Num país de comentadores encartados da coisa futebolística, perante um resultado de 6-1, como o de ontem, pessoas inteligentes tenderiam a relegar para um plano secundaríssimo a arbitragem. No entanto, é de Portugal que falamos, um país de rafeiros nas palavras do presidente do Nacional, e, quando se aborda o tema da bola, a obtusa clubite inquina o debate.
Parece justo que, perante um percurso entusiasmante, se reconhecesse ao Benfica de Jorge Jesus uma qualidade inaudita há longo tempo. O conjunto de goleadas, independentemente dos resultados futuros, não será argumento despiciendo na celebração da equipa com maior talento ofensivo dos últimos anos na liga portuguesa.
Por outro lado, adversários e comentadores, com a perspicácia de um Guilherme Aguiar, insistem no inferno da Luz, na pressão sobre os homens do apito, no túnel, nas câmaras. Enfim, aprenda-se o dialecto machadês, pois um vintém será sempre um vintém e uma meia-dúzia será sempre uma meia-dúzia.
Acabado de chegar da Madchester, Carlos Queiroz prometeu renovar a selecção nacional e, nesta funesta campanha de apuramento para o Mundial 2010, cumpriu: renovou o sofrimento dos portugueses que seguem com um mínimo de interesse as andanças da equipa nacional. Com Cristiano Ronaldo ou sem Cristiano Ronaldo, a mediania (eufemismo de mediocridade) competitiva da nossa selecção une o país na crença de sucessivos milagres que levarão Portugal à África do Sul.
Poucas dúvidas restarão sobre a incapacidade de Queiroz para solucionar os problemas herdados da era Scolari (época de algum briho que continha já em si a semente da decadência), nomeadamente o guarda-redes (Eduardo prossegue a linhagem de guarda-redes medíocres na selecção), o defesa-esquerdo (a inconsequência de Paulo Ferreira, Duda e Miguel Veloso), o ataque (a ideia de renovação de Queiroz passa por Liedson, o melhor avançado brasileiro a actuar na liga portuguesa, que esperou até aos 30 ser convocado para a selecção brasileira e aos 31 concedeu aumentar o relevo do sotaque brasileiro na portuguesa), uma ideia de jogo que não se limite às correrias de Bosingwa e Cristiano Ronaldo ou aos pormenores de Deco.

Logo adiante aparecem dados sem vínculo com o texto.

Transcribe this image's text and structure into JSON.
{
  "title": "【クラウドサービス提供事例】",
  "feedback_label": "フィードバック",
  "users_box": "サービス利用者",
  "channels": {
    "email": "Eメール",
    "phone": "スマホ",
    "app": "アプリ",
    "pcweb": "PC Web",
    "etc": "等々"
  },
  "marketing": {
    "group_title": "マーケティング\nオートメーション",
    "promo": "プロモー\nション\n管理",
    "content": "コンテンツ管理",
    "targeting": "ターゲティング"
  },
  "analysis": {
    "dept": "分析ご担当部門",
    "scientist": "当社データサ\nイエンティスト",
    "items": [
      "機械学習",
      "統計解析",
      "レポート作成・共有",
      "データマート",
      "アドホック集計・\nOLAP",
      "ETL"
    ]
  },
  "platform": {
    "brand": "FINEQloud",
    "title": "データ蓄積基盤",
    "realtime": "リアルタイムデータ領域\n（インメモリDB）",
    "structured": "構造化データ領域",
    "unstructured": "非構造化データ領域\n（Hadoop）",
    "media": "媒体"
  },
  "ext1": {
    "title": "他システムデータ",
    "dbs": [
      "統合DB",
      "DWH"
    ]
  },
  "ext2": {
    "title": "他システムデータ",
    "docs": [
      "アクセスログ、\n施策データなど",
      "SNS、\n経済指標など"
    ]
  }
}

Duvidoso também será o futuro de uma selecção deprimida de um país deprimido com um seleccionador que nos deprime. No entanto, já dobrámos o Cabo das Tormentas e como diz o diabo vicentino:
Tomarês um par de remos,
veremos como remais
Dizem que a originalidade se perdeu nos séculos e tudo nos dias que correm é repetição («a única diferença está em que o Agamémnom anda hoje de automóvel» - escreveu Augusto Abelaira em Outrora Agora).

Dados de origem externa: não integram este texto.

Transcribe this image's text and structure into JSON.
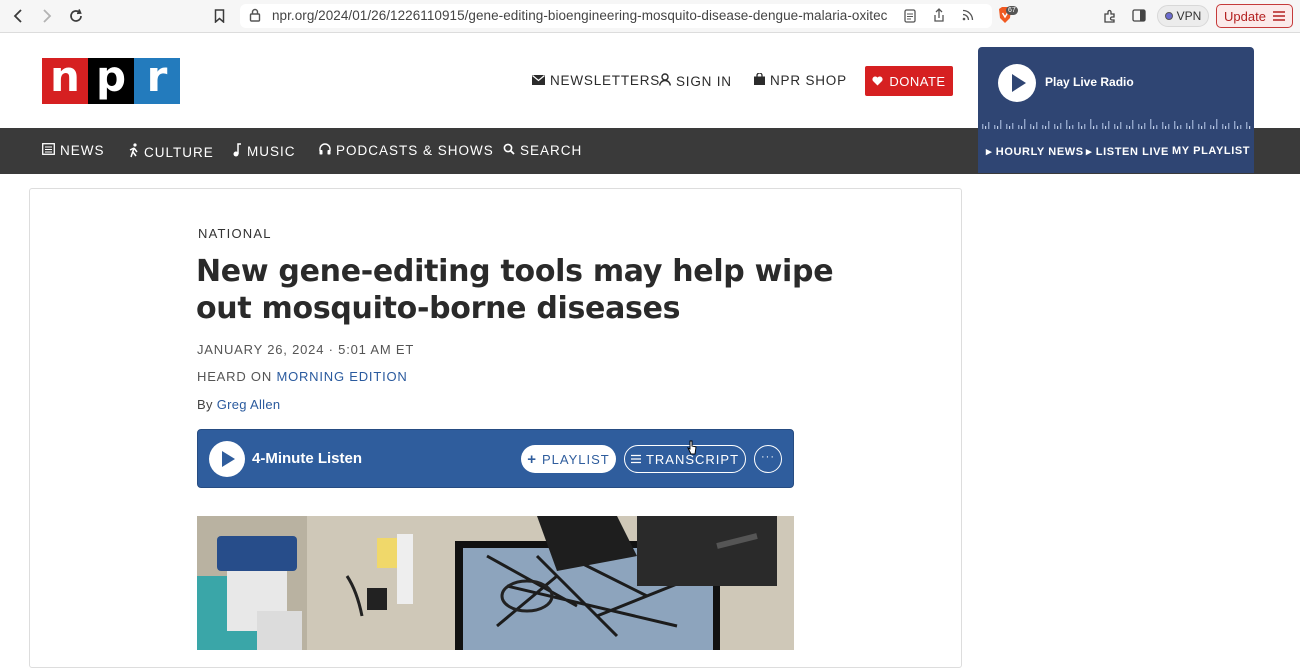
{
  "browser": {
    "url": "npr.org/2024/01/26/1226110915/gene-editing-bioengineering-mosquito-disease-dengue-malaria-oxitec",
    "shields_count": "67",
    "vpn_label": "VPN",
    "update_label": "Update"
  },
  "header": {
    "logo_letters": [
      "n",
      "p",
      "r"
    ],
    "newsletters_label": "NEWSLETTERS",
    "signin_label": "SIGN IN",
    "shop_label": "NPR SHOP",
    "donate_label": "DONATE"
  },
  "nav": {
    "items": [
      {
        "label": "NEWS",
        "icon": "news-icon"
      },
      {
        "label": "CULTURE",
        "icon": "culture-icon"
      },
      {
        "label": "MUSIC",
        "icon": "music-note-icon"
      },
      {
        "label": "PODCASTS & SHOWS",
        "icon": "headphones-icon"
      },
      {
        "label": "SEARCH",
        "icon": "search-icon"
      }
    ]
  },
  "radio": {
    "title": "Play Live Radio",
    "hourly_news": "HOURLY NEWS",
    "listen_live": "LISTEN LIVE",
    "my_playlist": "MY PLAYLIST"
  },
  "article": {
    "slug": "NATIONAL",
    "headline": "New gene-editing tools may help wipe out mosquito-borne diseases",
    "dateline": "JANUARY 26, 2024 · 5:01 AM ET",
    "heard_prefix": "HEARD ON ",
    "heard_show": "MORNING EDITION",
    "by_prefix": "By ",
    "author": "Greg Allen"
  },
  "player": {
    "title": "4-Minute Listen",
    "playlist_label": "PLAYLIST",
    "transcript_label": "TRANSCRIPT",
    "more_label": "···"
  },
  "colors": {
    "npr_red": "#d62021",
    "npr_blue": "#237bbd",
    "nav_bg": "#3a3a3a",
    "radio_bg": "#2f4573",
    "player_bg": "#2f5d9d",
    "link_blue": "#2a5a9e"
  }
}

Elisa Ferreira recuperou, na campanha para as autárquicas, o tema das gamelas e o povo, que já lhe havia consentido uma (e ainda por cima europeia), sabiamente não lhe permitiu uma segunda gamela (com vista para o Douro). A adopção de metáforas porcinas pode indiciar algum esgotamento do discurso político, mas estas, sem dúvida, assentam que nem uma luva à classe.
De extraordinária vitória em extraordinária vitória, o nosso extraordinário e reeleito primeiro ministro articula a palavra diálogo como se não houvesse amanhã e já descobriu que it takes two to tango. Talvez não seja tarde para o país, mas para o engenheiro será com certeza, pois, como diz o povo, burro velho não aprende línguas.